Le quotidien du 27 janvier écrivait : « L’arrangement judiciaire qui a permis au sergent des marines américain Frank Wuterich, accusé de la mort de 24 civils irakiens (dont 10 femmes et enfants tués à bout portant) en novembre 2005 à Haditha, d’échapper à la prison a provoqué l’écœurement en Irak.

En plaidant coupable devant une cour martiale de Camp Pendleton, M. Wuterich n’encourt que la dégradation et une peine maximale de trois mois aux arrêts.

Le président de la commission des droits de l’homme du Parlement irakien, Salim Al-Joubouri a dénoncé une “atteinte à la dignité des Irakiens”. [1] »

Point final, aucun commentaire, aucun éditorial indigné, ni dans Le Monde, ni dans les autres médias. Le porte-parole du Quai d’Orsay, si prompt à s’émouvoir de toute violation des droits humains, est resté silencieux.

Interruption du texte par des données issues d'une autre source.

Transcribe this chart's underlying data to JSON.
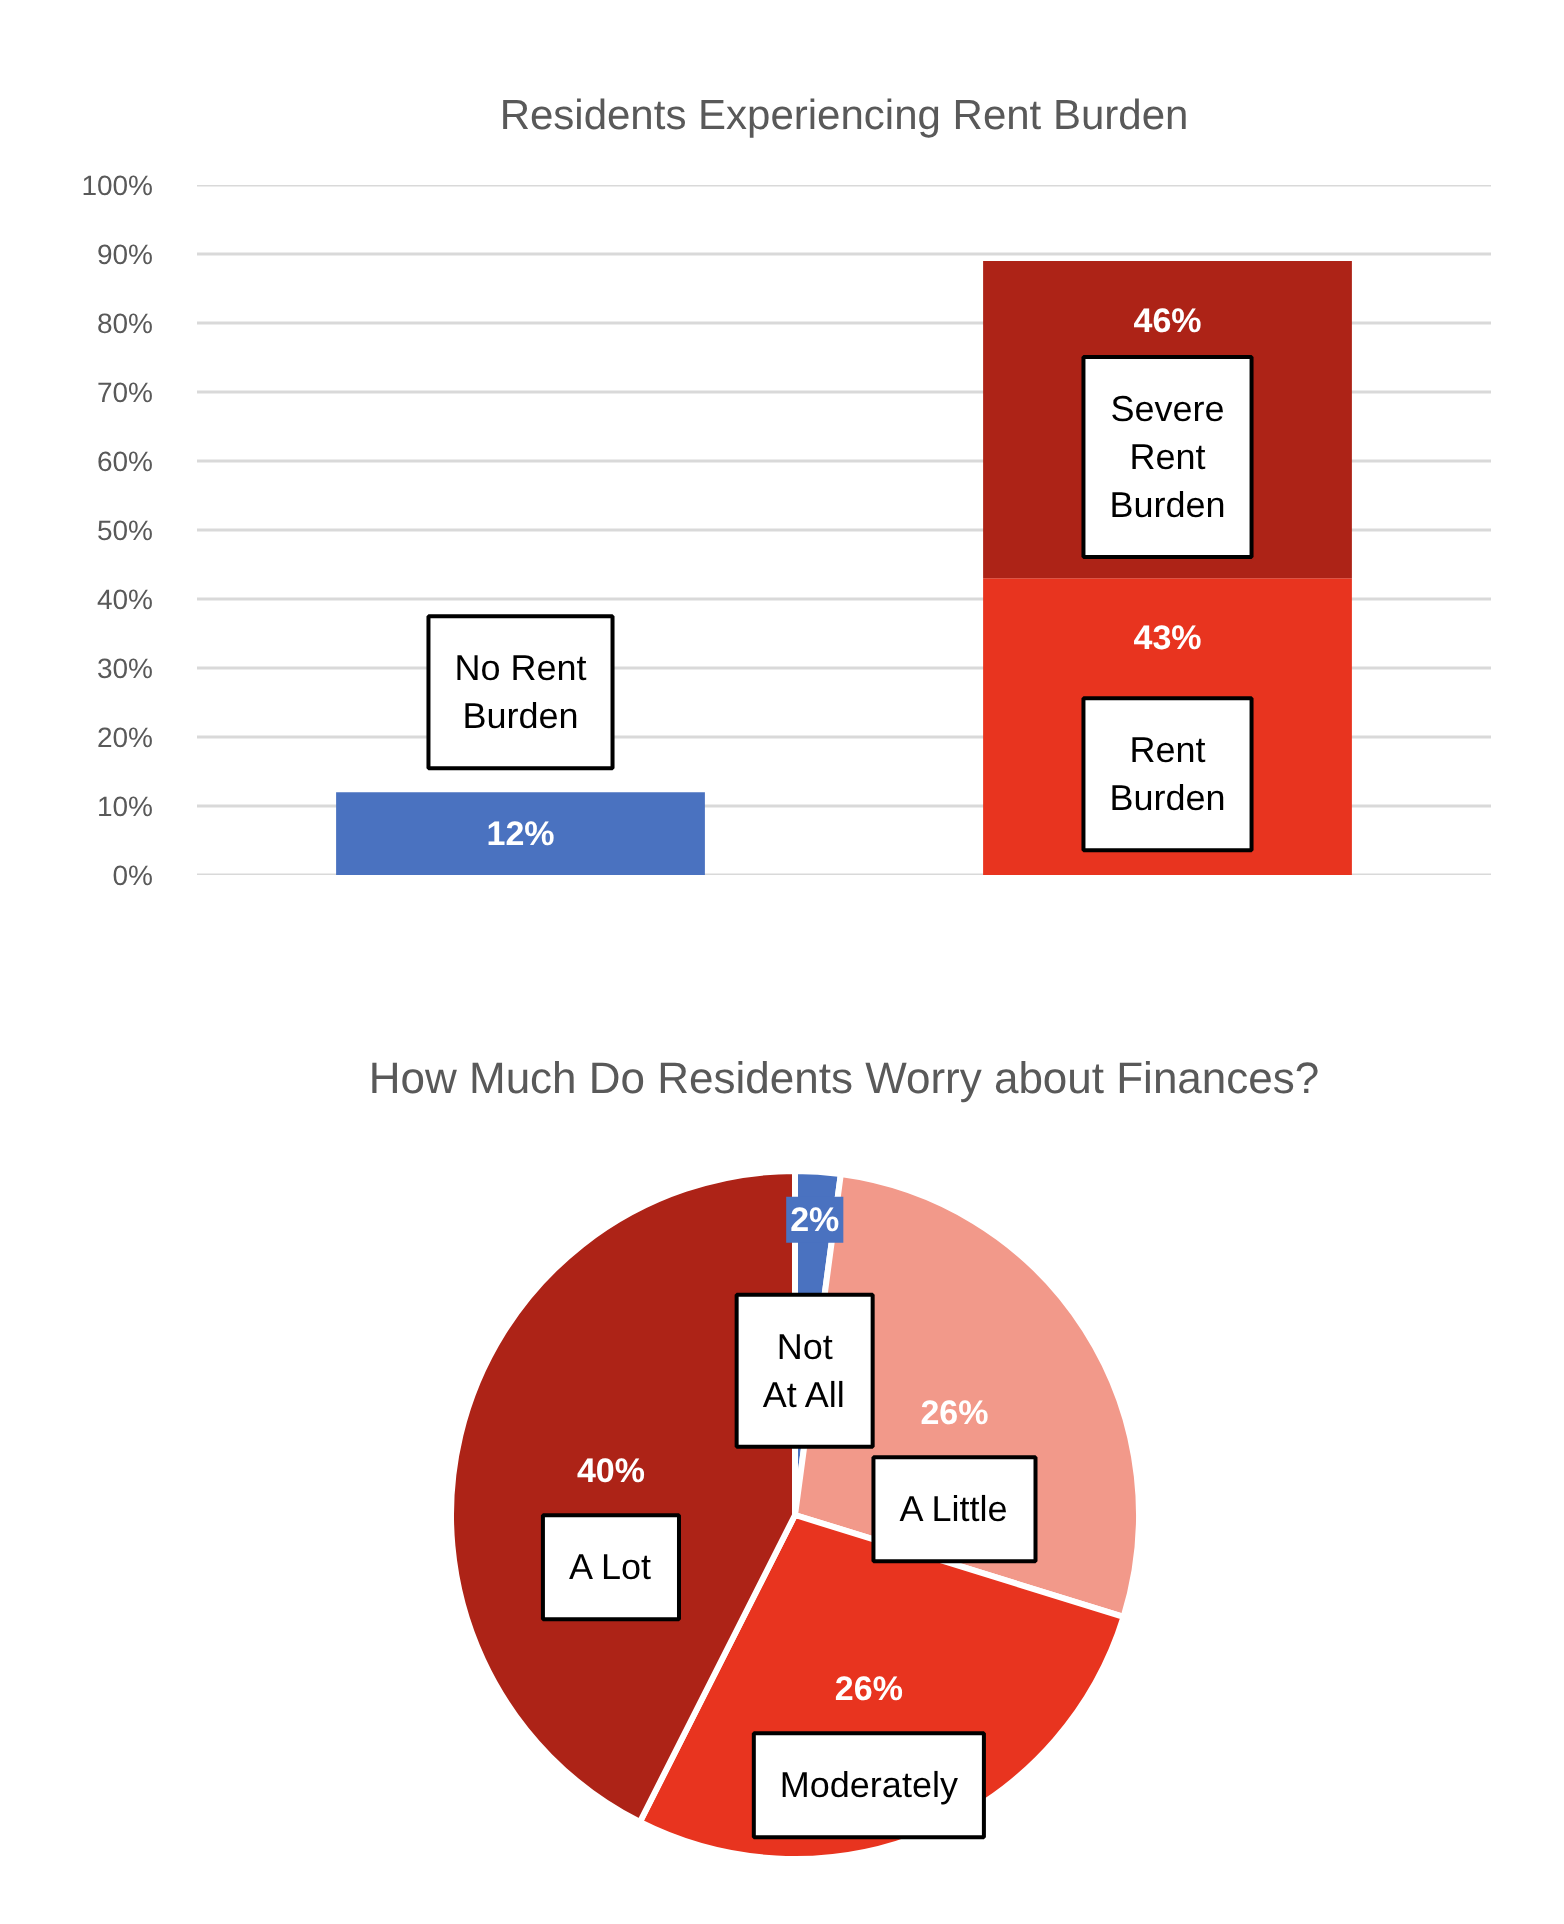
{
  "chart_data": [
    {
      "type": "bar",
      "title": "Residents Experiencing Rent Burden",
      "categories": [
        null,
        null
      ],
      "stacked": true,
      "series": [
        {
          "name": "No Rent Burden",
          "color": "#4a72c0",
          "values": [
            12,
            null
          ],
          "value_labels": [
            "12%",
            null
          ]
        },
        {
          "name": "Rent Burden",
          "color": "#e8341f",
          "values": [
            null,
            43
          ],
          "value_labels": [
            null,
            "43%"
          ]
        },
        {
          "name": "Severe Rent Burden",
          "color": "#ad2317",
          "values": [
            null,
            46
          ],
          "value_labels": [
            null,
            "46%"
          ]
        }
      ],
      "ylim": [
        0,
        100
      ],
      "yticks": [
        {
          "value": 0,
          "label": "0%"
        },
        {
          "value": 10,
          "label": "10%"
        },
        {
          "value": 20,
          "label": "20%"
        },
        {
          "value": 30,
          "label": "30%"
        },
        {
          "value": 40,
          "label": "40%"
        },
        {
          "value": 50,
          "label": "50%"
        },
        {
          "value": 60,
          "label": "60%"
        },
        {
          "value": 70,
          "label": "70%"
        },
        {
          "value": 80,
          "label": "80%"
        },
        {
          "value": 90,
          "label": "90%"
        },
        {
          "value": 100,
          "label": "100%"
        }
      ],
      "grid": "y",
      "tick_labels": "y"
    },
    {
      "type": "pie",
      "title": "How Much Do Residents Worry about Finances?",
      "categories": [
        "Not At All",
        "A Little",
        "Moderately",
        "A Lot"
      ],
      "values": [
        2,
        26,
        26,
        40
      ],
      "colors": [
        "#4a72c0",
        "#f2998a",
        "#e8341f",
        "#ad2317"
      ],
      "value_labels": [
        "2%",
        "26%",
        "26%",
        "40%"
      ]
    }
  ]
}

Rappelons les faits. Le 19 novembre 2005 à Haditha, une ville de la province d’Al-Anbar, une mine artisanale explose sur le passage d’un convoi américain ; elle provoque la mort d’un caporal. En représailles, les marines tueront un grand nombre de civils et tenteront de camoufler le crime en prétendant que la grande majorité des morts avait été provoquée par la bombe. Mais les incohérences de cette version et le travail de la presse, notamment du Time Magazine, amèneront l’ouverture d’une enquête et la reconnaissance du fait que les troupes américaines ont délibérément tiré sur des civils. En 2007, Hollywood produit même un film, Battle for Haditha (Nick Broomfield), qui raconte le massacre.

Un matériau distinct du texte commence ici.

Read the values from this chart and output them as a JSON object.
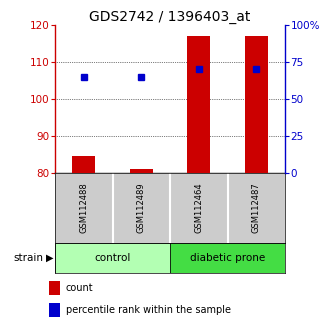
{
  "title": "GDS2742 / 1396403_at",
  "samples": [
    "GSM112488",
    "GSM112489",
    "GSM112464",
    "GSM112487"
  ],
  "bar_values": [
    84.5,
    81.2,
    117.0,
    117.0
  ],
  "percentile_values": [
    106.0,
    106.0,
    108.0,
    108.0
  ],
  "ylim_left": [
    80,
    120
  ],
  "ylim_right": [
    0,
    100
  ],
  "yticks_left": [
    80,
    90,
    100,
    110,
    120
  ],
  "yticks_right": [
    0,
    25,
    50,
    75,
    100
  ],
  "ytick_labels_right": [
    "0",
    "25",
    "50",
    "75",
    "100%"
  ],
  "bar_color": "#cc0000",
  "percentile_color": "#0000cc",
  "bar_bottom": 80,
  "groups": [
    {
      "label": "control",
      "indices": [
        0,
        1
      ],
      "color": "#b3ffb3"
    },
    {
      "label": "diabetic prone",
      "indices": [
        2,
        3
      ],
      "color": "#44dd44"
    }
  ],
  "left_axis_color": "#cc0000",
  "right_axis_color": "#0000cc",
  "sample_box_color": "#cccccc",
  "strain_label": "strain",
  "legend_count": "count",
  "legend_percentile": "percentile rank within the sample",
  "title_fontsize": 10,
  "tick_fontsize": 7.5,
  "bar_width": 0.4
}
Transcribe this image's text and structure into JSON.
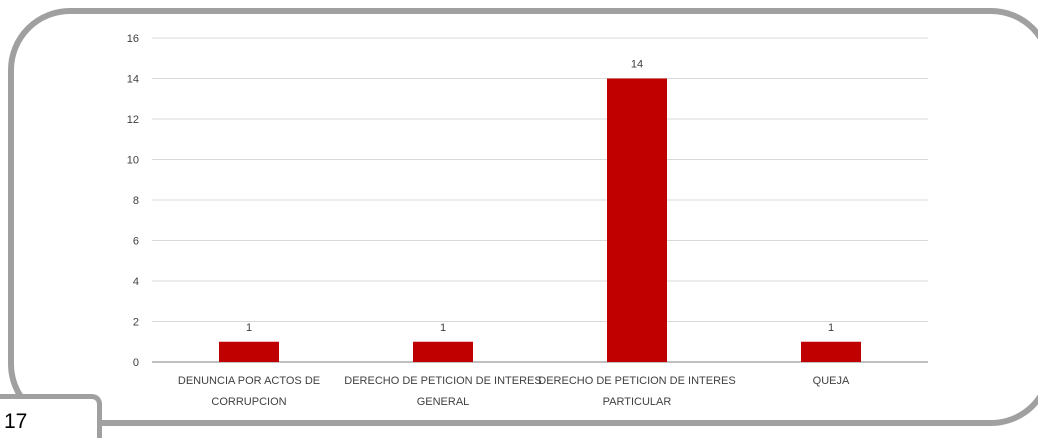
{
  "page": {
    "number": "17"
  },
  "chart_data": {
    "type": "bar",
    "categories": [
      [
        "DENUNCIA POR ACTOS DE",
        "CORRUPCION"
      ],
      [
        "DERECHO DE PETICION DE INTERES",
        "GENERAL"
      ],
      [
        "DERECHO DE PETICION DE INTERES",
        "PARTICULAR"
      ],
      [
        "QUEJA"
      ]
    ],
    "values": [
      1,
      1,
      14,
      1
    ],
    "data_labels": [
      "1",
      "1",
      "14",
      "1"
    ],
    "ylim": [
      0,
      16
    ],
    "yticks": [
      0,
      2,
      4,
      6,
      8,
      10,
      12,
      14,
      16
    ],
    "grid": true,
    "bar_color": "#c00000",
    "title": "",
    "xlabel": "",
    "ylabel": ""
  }
}
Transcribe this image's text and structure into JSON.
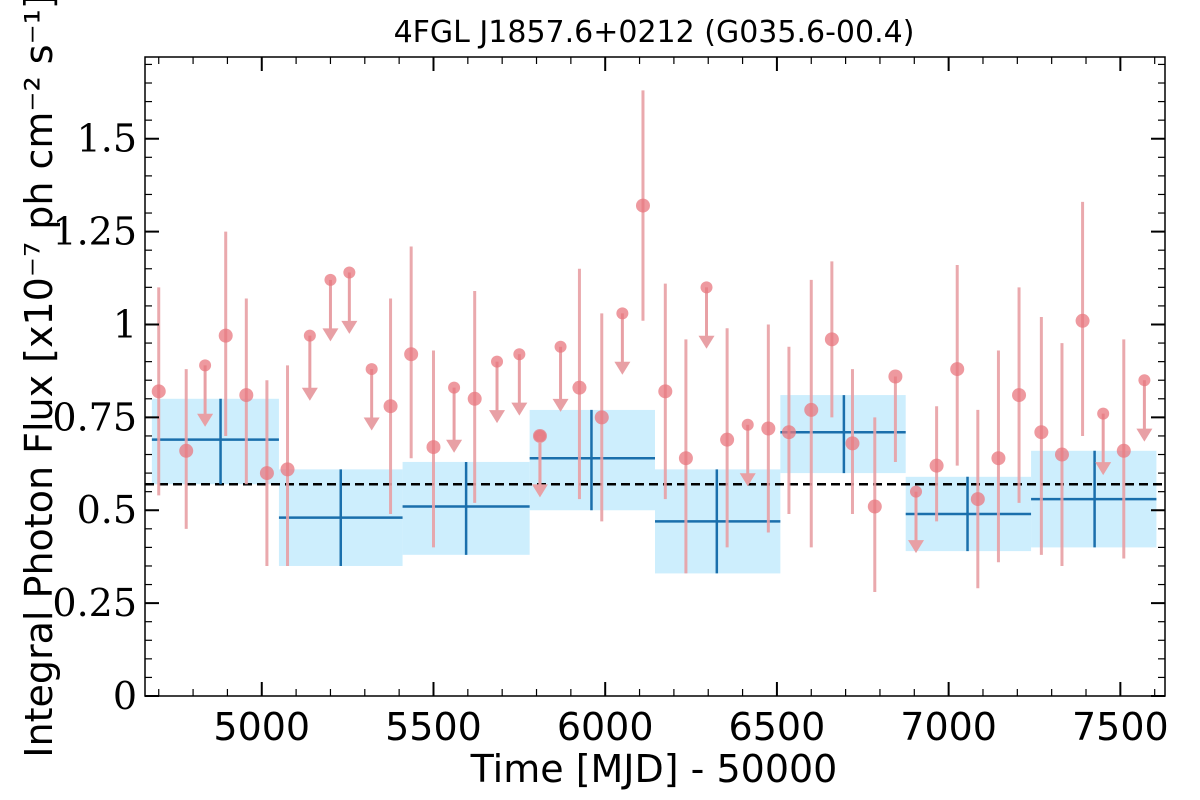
{
  "chart_data": {
    "type": "scatter",
    "title": "4FGL J1857.6+0212 (G035.6-00.4)",
    "xlabel": "Time [MJD] - 50000",
    "ylabel": "Integral Photon Flux [x10⁻⁷ ph cm⁻² s⁻¹]",
    "xlim": [
      4660,
      7630
    ],
    "ylim": [
      0,
      1.72
    ],
    "xticks": [
      5000,
      5500,
      6000,
      6500,
      7000,
      7500
    ],
    "xtick_labels": [
      "5000",
      "5500",
      "6000",
      "6500",
      "7000",
      "7500"
    ],
    "yticks": [
      0,
      0.25,
      0.5,
      0.75,
      1.0,
      1.25,
      1.5
    ],
    "ytick_labels": [
      "0",
      "0.25",
      "0.5",
      "0.75",
      "1",
      "1.25",
      "1.5"
    ],
    "mean_flux": 0.57,
    "colors": {
      "points": "#e8777f",
      "errorbars": "#e8a0a5",
      "bins": "#1a6fac",
      "bin_band": "#cdeefd",
      "mean_line": "#000000"
    },
    "series": [
      {
        "kind": "measurements",
        "points": [
          {
            "x": 4700,
            "y": 0.82,
            "lo": 0.54,
            "hi": 1.1
          },
          {
            "x": 4780,
            "y": 0.66,
            "lo": 0.45,
            "hi": 0.88
          },
          {
            "x": 4895,
            "y": 0.97,
            "lo": 0.7,
            "hi": 1.25
          },
          {
            "x": 4955,
            "y": 0.81,
            "lo": 0.57,
            "hi": 1.07
          },
          {
            "x": 5015,
            "y": 0.6,
            "lo": 0.35,
            "hi": 0.85
          },
          {
            "x": 5075,
            "y": 0.61,
            "lo": 0.35,
            "hi": 0.89
          },
          {
            "x": 5375,
            "y": 0.78,
            "lo": 0.49,
            "hi": 1.07
          },
          {
            "x": 5435,
            "y": 0.92,
            "lo": 0.64,
            "hi": 1.21
          },
          {
            "x": 5500,
            "y": 0.67,
            "lo": 0.4,
            "hi": 0.93
          },
          {
            "x": 5620,
            "y": 0.8,
            "lo": 0.52,
            "hi": 1.09
          },
          {
            "x": 5810,
            "y": 0.7,
            "lo": 0.55,
            "hi": 0.7
          },
          {
            "x": 5925,
            "y": 0.83,
            "lo": 0.53,
            "hi": 1.15
          },
          {
            "x": 5990,
            "y": 0.75,
            "lo": 0.47,
            "hi": 1.03
          },
          {
            "x": 6110,
            "y": 1.32,
            "lo": 1.01,
            "hi": 1.63
          },
          {
            "x": 6175,
            "y": 0.82,
            "lo": 0.53,
            "hi": 1.11
          },
          {
            "x": 6235,
            "y": 0.64,
            "lo": 0.33,
            "hi": 0.96
          },
          {
            "x": 6355,
            "y": 0.69,
            "lo": 0.4,
            "hi": 0.99
          },
          {
            "x": 6475,
            "y": 0.72,
            "lo": 0.44,
            "hi": 1.0
          },
          {
            "x": 6535,
            "y": 0.71,
            "lo": 0.49,
            "hi": 0.94
          },
          {
            "x": 6600,
            "y": 0.77,
            "lo": 0.4,
            "hi": 1.12
          },
          {
            "x": 6660,
            "y": 0.96,
            "lo": 0.75,
            "hi": 1.17
          },
          {
            "x": 6720,
            "y": 0.68,
            "lo": 0.49,
            "hi": 0.88
          },
          {
            "x": 6785,
            "y": 0.51,
            "lo": 0.28,
            "hi": 0.75
          },
          {
            "x": 6845,
            "y": 0.86,
            "lo": 0.63,
            "hi": 0.86
          },
          {
            "x": 6965,
            "y": 0.62,
            "lo": 0.47,
            "hi": 0.78
          },
          {
            "x": 7025,
            "y": 0.88,
            "lo": 0.62,
            "hi": 1.16
          },
          {
            "x": 7085,
            "y": 0.53,
            "lo": 0.29,
            "hi": 0.77
          },
          {
            "x": 7145,
            "y": 0.64,
            "lo": 0.36,
            "hi": 0.93
          },
          {
            "x": 7205,
            "y": 0.81,
            "lo": 0.52,
            "hi": 1.1
          },
          {
            "x": 7270,
            "y": 0.71,
            "lo": 0.38,
            "hi": 1.02
          },
          {
            "x": 7330,
            "y": 0.65,
            "lo": 0.35,
            "hi": 0.95
          },
          {
            "x": 7390,
            "y": 1.01,
            "lo": 0.7,
            "hi": 1.33
          },
          {
            "x": 7510,
            "y": 0.66,
            "lo": 0.37,
            "hi": 0.96
          }
        ]
      },
      {
        "kind": "upper_limits",
        "points": [
          {
            "x": 4835,
            "y": 0.89,
            "arrow_to": 0.73
          },
          {
            "x": 5140,
            "y": 0.97,
            "arrow_to": 0.8
          },
          {
            "x": 5200,
            "y": 1.12,
            "arrow_to": 0.96
          },
          {
            "x": 5255,
            "y": 1.14,
            "arrow_to": 0.98
          },
          {
            "x": 5320,
            "y": 0.88,
            "arrow_to": 0.72
          },
          {
            "x": 5560,
            "y": 0.83,
            "arrow_to": 0.66
          },
          {
            "x": 5685,
            "y": 0.9,
            "arrow_to": 0.74
          },
          {
            "x": 5750,
            "y": 0.92,
            "arrow_to": 0.76
          },
          {
            "x": 5810,
            "y": 0.7,
            "arrow_to": 0.54
          },
          {
            "x": 5870,
            "y": 0.94,
            "arrow_to": 0.77
          },
          {
            "x": 6050,
            "y": 1.03,
            "arrow_to": 0.87
          },
          {
            "x": 6295,
            "y": 1.1,
            "arrow_to": 0.94
          },
          {
            "x": 6415,
            "y": 0.73,
            "arrow_to": 0.57
          },
          {
            "x": 6905,
            "y": 0.55,
            "arrow_to": 0.39
          },
          {
            "x": 7450,
            "y": 0.76,
            "arrow_to": 0.6
          },
          {
            "x": 7570,
            "y": 0.85,
            "arrow_to": 0.69
          }
        ]
      },
      {
        "kind": "binned",
        "bins": [
          {
            "x0": 4680,
            "x1": 5050,
            "x": 4880,
            "y": 0.69,
            "lo": 0.57,
            "hi": 0.8
          },
          {
            "x0": 5050,
            "x1": 5410,
            "x": 5230,
            "y": 0.48,
            "lo": 0.35,
            "hi": 0.61
          },
          {
            "x0": 5410,
            "x1": 5780,
            "x": 5595,
            "y": 0.51,
            "lo": 0.38,
            "hi": 0.63
          },
          {
            "x0": 5780,
            "x1": 6145,
            "x": 5960,
            "y": 0.64,
            "lo": 0.5,
            "hi": 0.77
          },
          {
            "x0": 6145,
            "x1": 6510,
            "x": 6325,
            "y": 0.47,
            "lo": 0.33,
            "hi": 0.61
          },
          {
            "x0": 6510,
            "x1": 6875,
            "x": 6695,
            "y": 0.71,
            "lo": 0.6,
            "hi": 0.81
          },
          {
            "x0": 6875,
            "x1": 7240,
            "x": 7055,
            "y": 0.49,
            "lo": 0.39,
            "hi": 0.59
          },
          {
            "x0": 7240,
            "x1": 7605,
            "x": 7425,
            "y": 0.53,
            "lo": 0.4,
            "hi": 0.66
          }
        ]
      }
    ]
  }
}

Pourtant, le procès qui s’est déroulé il y a quelques jours et qui a abouti à l’abandon des poursuites contre six marines et à une peine légère pour le dernier, montre à quel point la justice des Etats-Unis est biaisée quand il s’agit de crimes de guerre commis par ses propres citoyens. On comprend mieux pourquoi Washington, si empressé à vouloir envoyer devant la Cour pénale internationale tel ou tel dirigeant d’un petit pays, refuse d’en signer les statuts, de peur d’y voir traînés ses propres responsables, dont ceux qui ont déclenché la guerre contre l’Irak (lire « Du Liban à l’Irak, juger les criminels ? »).

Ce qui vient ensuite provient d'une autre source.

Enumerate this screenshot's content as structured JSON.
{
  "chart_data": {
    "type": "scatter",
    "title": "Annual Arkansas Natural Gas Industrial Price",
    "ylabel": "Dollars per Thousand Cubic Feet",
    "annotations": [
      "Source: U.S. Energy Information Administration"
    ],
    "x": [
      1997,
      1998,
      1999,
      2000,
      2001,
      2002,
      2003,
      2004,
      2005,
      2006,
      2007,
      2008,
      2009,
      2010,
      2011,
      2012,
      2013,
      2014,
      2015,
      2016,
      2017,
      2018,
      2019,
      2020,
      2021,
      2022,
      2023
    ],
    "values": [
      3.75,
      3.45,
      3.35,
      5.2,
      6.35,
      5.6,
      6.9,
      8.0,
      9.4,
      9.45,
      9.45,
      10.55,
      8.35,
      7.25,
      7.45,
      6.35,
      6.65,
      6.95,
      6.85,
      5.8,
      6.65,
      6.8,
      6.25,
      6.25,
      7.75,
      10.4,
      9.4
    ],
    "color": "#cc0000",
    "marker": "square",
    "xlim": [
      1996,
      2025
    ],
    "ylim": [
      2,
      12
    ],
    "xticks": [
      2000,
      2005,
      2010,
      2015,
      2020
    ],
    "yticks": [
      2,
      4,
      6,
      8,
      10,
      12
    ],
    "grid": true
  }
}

Dans un article du New York Times du 27 janvier, « An Iraqi Massacre, a Light Sentence and a Question of Military Justice », Charlie Savage et Eilsabeth Bumiller écrivent : « Les informations limitées disponibles montrent que même quand les militaires ont essayé de poursuivre des soldats pour meurtre ou massacre en zone de combat, le taux d’acquittement a été bien plus élevé que pour des cas civils. » Ce taux élevé d’acquittement confirme, bien évidemment, aux yeux des Irakiens comme des peuples de la région, que le discours démocratique et humanitaire tenu par l’Occident est la couverture d’une politique cynique.